Speech recognition works in Chrome and Opera, but still with a manufacturer prefix and without grammar support. Theoretically, there is also a partial implementation in Firefox, but the interface to allow speech recognition is missing, so that it can only be used in Firefox OS (from version 2.5).

For other browsers and older versions there are polyfills and alternative implementations with a comparable range of functions. These are either based on online services or are generated from existing programs by means of emscripts .

Individual evidence

↑ ^a ^b Chris Mills: Firefox and the Web Speech API. In: Mozilla Hacks. January 21, 2016, accessed September 8, 2016 .
↑ Can I use: Speech Synthesis API. Retrieved September 8, 2016 .
↑ Firefox 42 for developers. In: Mozilla Developer Network. Retrieved September 8, 2016 .
↑ Firefox 44 for developers. In: Mozilla Developer Network. Retrieved September 8, 2016 .
↑ Sören Hentzschel: Firefox 47 can read articles. March 8, 2016, accessed September 8, 2016 .
↑ Firefox 49 for developers. Others. In: Mozilla Developer Network . Retrieved September 21, 2016 .
↑ janantala: speech-synthesis. In: GitHub . Retrieved September 8, 2016 .
↑ Norbert Landsteiner: meSpeak.js . syl22-00: Pocketsphinx.js . Retrieved September 8, 2016.

Web links

specification
Web Speech API in the Mozilla Developer Network

[:0-1] Chris Mills: Firefox and the Web Speech API. In: Mozilla Hacks. January 21, 2016, accessed September 8, 2016 .

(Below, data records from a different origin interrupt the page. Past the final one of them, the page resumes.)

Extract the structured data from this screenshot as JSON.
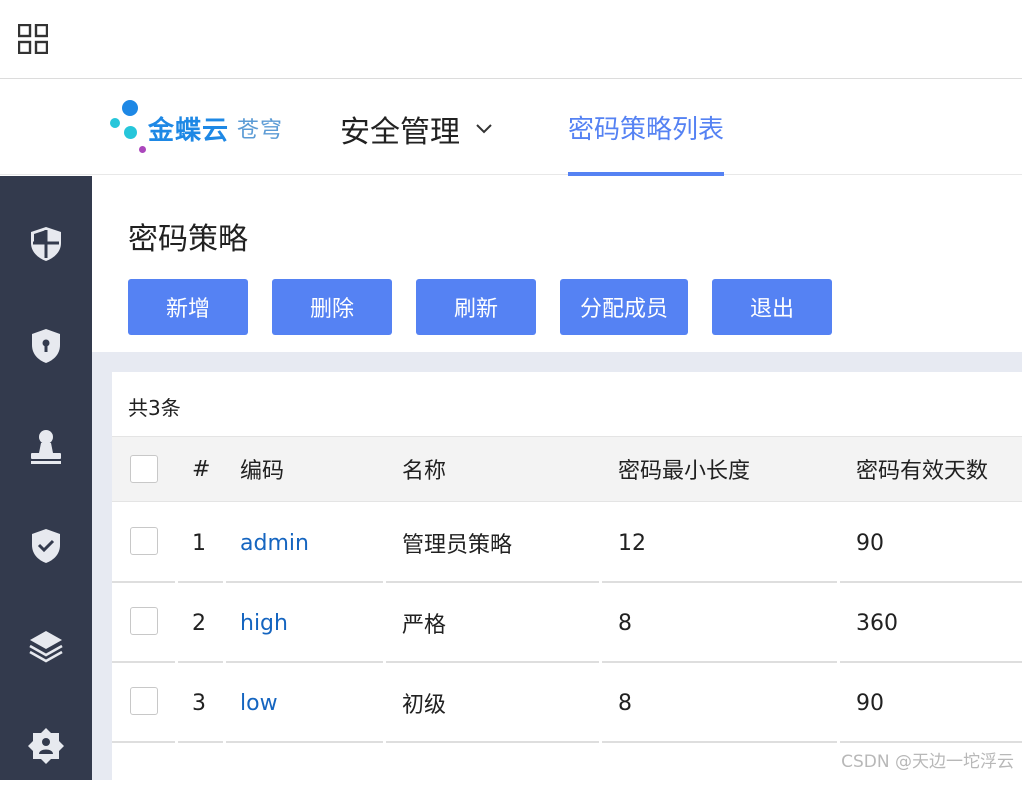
{
  "topbar": {
    "apps_icon": "apps-grid-icon"
  },
  "header": {
    "menu_icon": "app-grid-icon",
    "logo": {
      "brand": "金蝶云",
      "sub": "苍穹"
    },
    "app_title": "安全管理",
    "app_title_icon": "chevron-down-icon",
    "active_tab": "密码策略列表"
  },
  "sidebar": {
    "items": [
      {
        "icon": "shield-quadrant-icon"
      },
      {
        "icon": "shield-lock-icon"
      },
      {
        "icon": "stamp-user-icon"
      },
      {
        "icon": "shield-check-icon"
      },
      {
        "icon": "layers-icon"
      },
      {
        "icon": "gear-user-icon"
      }
    ]
  },
  "page": {
    "title": "密码策略",
    "buttons": {
      "add": "新增",
      "delete": "删除",
      "refresh": "刷新",
      "assign": "分配成员",
      "exit": "退出"
    }
  },
  "table": {
    "count_text": "共3条",
    "columns": [
      "#",
      "编码",
      "名称",
      "密码最小长度",
      "密码有效天数"
    ],
    "rows": [
      {
        "index": "1",
        "code": "admin",
        "name": "管理员策略",
        "min_length": "12",
        "valid_days": "90"
      },
      {
        "index": "2",
        "code": "high",
        "name": "严格",
        "min_length": "8",
        "valid_days": "360"
      },
      {
        "index": "3",
        "code": "low",
        "name": "初级",
        "min_length": "8",
        "valid_days": "90"
      }
    ]
  },
  "watermark": "CSDN @天边一坨浮云",
  "colors": {
    "accent": "#5582f3",
    "sidebar": "#333a4d",
    "link": "#1565c0"
  }
}
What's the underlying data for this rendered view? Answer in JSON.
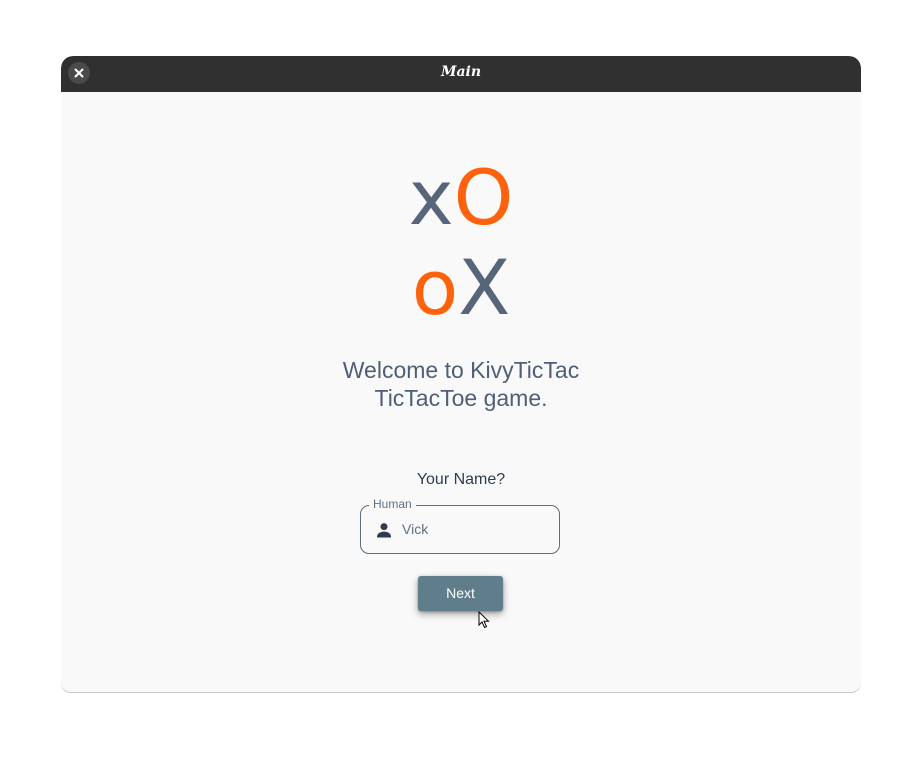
{
  "window": {
    "title": "Main",
    "close_icon": "close-icon"
  },
  "logo": {
    "line1": {
      "first": "x",
      "second": "O"
    },
    "line2": {
      "first": "o",
      "second": "X"
    },
    "colors": {
      "slate": "#56657a",
      "orange": "#fe620c"
    }
  },
  "welcome": {
    "line1": "Welcome to KivyTicTac",
    "line2": "TicTacToe game."
  },
  "form": {
    "prompt": "Your Name?",
    "field_label": "Human",
    "field_icon": "person-icon",
    "field_value": "Vick",
    "next_label": "Next"
  },
  "colors": {
    "titlebar": "#303030",
    "background": "#f9f9f9",
    "button": "#607d8b"
  }
}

[2] Can I use: Speech Synthesis API. Retrieved September 8, 2016 .

[3] Firefox 42 for developers. In: Mozilla Developer Network. Retrieved September 8, 2016 .

[4] Firefox 44 for developers. In: Mozilla Developer Network. Retrieved September 8, 2016 .

[5] Sören Hentzschel: Firefox 47 can read articles. March 8, 2016, accessed September 8, 2016 .

[6] Firefox 49 for developers. Others. In: Mozilla Developer Network . Retrieved September 21, 2016 .

[7] tala: speech-synthesis. In: GitHub . Retrieved September 8, 2016 .

[8] Norbert Landsteiner: meSpeak.js . syl22-00: Pocketsphinx.js . Retrieved September 8, 2016.